I have created a ticket here
https://issues.apache.org/jira/browse/TIKA-2037
Regards,
Eli Trucco
On 20.07.2016 16:56, Allison, Timothy B. wrote:
Are you able to share some examples? If so, please open a ticket.
-----Original Message-----
From: Eli Trucco [mailto:theknight...@yahoo.com]
Sent: Wednesday, July 20, 2016 10:39 AM
To: user@tika.apache.org
Subject: Problems with email attachments
Hi guys,
So I'm currently writing a small app that reads a directory and generally
parses all documents inside it including extracting all their
attachments/embedded files (if exist). I use Tika to achieve this, however I
stumbled across a couple of problems while parsing .eml files from Thunderbird.

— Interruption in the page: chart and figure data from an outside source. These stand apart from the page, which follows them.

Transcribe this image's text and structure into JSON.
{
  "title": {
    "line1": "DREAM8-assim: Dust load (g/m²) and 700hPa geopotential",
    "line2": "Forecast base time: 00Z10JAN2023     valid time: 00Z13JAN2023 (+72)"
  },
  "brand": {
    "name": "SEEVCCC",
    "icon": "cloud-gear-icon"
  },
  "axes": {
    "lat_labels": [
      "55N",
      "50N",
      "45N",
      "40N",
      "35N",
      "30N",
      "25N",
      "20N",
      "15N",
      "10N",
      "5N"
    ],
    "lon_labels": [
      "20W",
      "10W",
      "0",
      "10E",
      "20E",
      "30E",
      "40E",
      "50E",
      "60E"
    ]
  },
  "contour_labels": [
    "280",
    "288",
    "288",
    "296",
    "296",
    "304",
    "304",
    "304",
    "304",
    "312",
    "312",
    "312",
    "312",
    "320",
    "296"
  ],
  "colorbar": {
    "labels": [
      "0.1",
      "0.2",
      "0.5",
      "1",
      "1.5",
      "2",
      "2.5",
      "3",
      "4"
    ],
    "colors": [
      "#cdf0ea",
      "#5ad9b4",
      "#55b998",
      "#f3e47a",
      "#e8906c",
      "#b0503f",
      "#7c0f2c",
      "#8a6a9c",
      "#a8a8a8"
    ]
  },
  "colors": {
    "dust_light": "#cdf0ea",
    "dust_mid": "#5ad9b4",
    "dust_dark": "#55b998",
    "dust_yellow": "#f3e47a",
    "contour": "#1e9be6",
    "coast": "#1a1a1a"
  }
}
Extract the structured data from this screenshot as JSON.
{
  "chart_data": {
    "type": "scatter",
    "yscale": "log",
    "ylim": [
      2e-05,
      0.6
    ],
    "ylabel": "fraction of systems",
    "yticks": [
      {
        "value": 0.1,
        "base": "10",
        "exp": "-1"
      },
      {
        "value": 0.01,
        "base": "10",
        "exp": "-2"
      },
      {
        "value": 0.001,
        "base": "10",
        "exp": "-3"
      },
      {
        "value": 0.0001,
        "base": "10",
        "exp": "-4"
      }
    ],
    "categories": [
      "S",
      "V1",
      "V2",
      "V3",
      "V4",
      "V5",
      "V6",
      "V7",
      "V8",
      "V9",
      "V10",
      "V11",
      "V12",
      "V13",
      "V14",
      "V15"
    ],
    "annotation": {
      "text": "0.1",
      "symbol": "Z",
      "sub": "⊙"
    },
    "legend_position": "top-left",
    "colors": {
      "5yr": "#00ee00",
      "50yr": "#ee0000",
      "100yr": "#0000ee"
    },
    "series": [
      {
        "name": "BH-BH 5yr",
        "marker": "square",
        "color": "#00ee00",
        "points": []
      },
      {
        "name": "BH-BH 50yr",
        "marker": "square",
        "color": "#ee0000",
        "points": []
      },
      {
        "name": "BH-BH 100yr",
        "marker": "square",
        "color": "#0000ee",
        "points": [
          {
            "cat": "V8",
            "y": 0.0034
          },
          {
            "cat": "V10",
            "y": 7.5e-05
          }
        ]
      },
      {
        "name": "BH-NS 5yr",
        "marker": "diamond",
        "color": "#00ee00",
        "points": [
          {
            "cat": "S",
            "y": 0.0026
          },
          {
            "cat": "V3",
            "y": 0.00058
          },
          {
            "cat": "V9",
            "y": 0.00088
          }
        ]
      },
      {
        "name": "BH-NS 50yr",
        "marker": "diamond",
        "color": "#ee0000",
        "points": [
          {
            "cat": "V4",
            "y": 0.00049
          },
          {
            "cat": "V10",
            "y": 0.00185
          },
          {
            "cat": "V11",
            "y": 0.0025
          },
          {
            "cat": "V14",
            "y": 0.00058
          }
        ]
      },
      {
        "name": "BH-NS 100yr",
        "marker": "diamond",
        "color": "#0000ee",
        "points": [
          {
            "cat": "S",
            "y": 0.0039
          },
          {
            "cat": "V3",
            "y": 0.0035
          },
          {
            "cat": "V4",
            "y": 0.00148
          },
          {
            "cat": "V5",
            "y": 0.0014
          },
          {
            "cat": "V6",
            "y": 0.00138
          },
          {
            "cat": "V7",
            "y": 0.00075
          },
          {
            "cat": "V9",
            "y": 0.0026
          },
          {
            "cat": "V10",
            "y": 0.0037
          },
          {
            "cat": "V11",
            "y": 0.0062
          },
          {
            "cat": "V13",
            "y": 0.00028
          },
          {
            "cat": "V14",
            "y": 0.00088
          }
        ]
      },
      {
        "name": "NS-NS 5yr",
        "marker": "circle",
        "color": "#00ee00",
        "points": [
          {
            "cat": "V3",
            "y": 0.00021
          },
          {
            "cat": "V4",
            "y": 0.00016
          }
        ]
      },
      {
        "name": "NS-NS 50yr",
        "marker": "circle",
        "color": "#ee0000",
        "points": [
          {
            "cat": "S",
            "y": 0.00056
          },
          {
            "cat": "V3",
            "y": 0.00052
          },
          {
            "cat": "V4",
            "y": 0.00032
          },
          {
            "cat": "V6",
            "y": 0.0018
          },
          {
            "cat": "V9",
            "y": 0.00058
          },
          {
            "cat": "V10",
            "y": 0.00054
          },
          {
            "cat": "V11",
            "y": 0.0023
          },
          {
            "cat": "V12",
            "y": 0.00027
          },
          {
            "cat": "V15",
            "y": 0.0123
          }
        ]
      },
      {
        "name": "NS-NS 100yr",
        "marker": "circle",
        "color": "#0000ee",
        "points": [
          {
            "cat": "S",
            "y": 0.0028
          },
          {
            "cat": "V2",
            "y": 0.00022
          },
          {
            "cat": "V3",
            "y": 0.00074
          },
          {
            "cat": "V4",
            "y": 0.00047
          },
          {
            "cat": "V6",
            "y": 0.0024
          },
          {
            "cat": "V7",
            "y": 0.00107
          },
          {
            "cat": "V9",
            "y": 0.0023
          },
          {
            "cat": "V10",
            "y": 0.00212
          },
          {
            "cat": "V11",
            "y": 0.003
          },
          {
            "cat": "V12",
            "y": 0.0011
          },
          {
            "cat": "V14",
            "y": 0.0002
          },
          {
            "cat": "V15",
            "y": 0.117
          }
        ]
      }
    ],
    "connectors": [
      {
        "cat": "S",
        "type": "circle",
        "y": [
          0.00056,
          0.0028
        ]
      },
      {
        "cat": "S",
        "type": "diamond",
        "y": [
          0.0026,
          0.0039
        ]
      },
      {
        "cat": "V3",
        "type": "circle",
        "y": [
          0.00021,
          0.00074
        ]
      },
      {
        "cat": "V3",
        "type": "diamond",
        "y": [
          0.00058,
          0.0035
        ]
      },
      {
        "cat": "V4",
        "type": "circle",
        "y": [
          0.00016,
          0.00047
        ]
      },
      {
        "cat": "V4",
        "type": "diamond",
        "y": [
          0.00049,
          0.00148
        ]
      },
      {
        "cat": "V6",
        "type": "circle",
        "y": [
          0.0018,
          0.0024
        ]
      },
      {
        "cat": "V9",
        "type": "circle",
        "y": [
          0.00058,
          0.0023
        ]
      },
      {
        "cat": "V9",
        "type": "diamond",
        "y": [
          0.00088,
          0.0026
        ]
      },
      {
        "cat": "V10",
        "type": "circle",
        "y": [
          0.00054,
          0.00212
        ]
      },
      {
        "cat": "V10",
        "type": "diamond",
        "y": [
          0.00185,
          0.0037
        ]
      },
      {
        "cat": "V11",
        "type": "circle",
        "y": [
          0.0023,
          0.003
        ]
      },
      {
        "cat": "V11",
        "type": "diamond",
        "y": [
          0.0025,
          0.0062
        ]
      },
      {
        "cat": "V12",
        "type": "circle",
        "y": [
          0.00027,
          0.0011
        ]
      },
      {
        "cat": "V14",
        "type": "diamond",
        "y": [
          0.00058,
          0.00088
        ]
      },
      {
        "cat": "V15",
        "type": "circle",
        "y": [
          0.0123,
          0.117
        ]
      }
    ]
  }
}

Some of them are wrongly identified (as text/html, or
application/xhtml+xml) and in a lot of them, the attachments are not detected.
I tried to parse 20 random eml files with attachments (pdf,txt,html,etc), and
at least 10 of them are either identified as html, or correctly identified as
rfc822 but the attachments are not extracted. I tried the same files using
TikaCLI -z option with the same result :(
What I did: I extended the class ParsingEmbeddedDocumentExtractor to extract
and store the attachments somewhere else (exactly as shown in this example code
https://github.com/apache/tika/blob/master/tika-example/src/main/java/org/apache/tika/example/ExtractEmbeddedFiles.java).
Is it the correct, or is that another way to do this? Any idea to improve the
type detection or how to extract the attachments better would be really
appreciated !
Regards,
Eli Trucco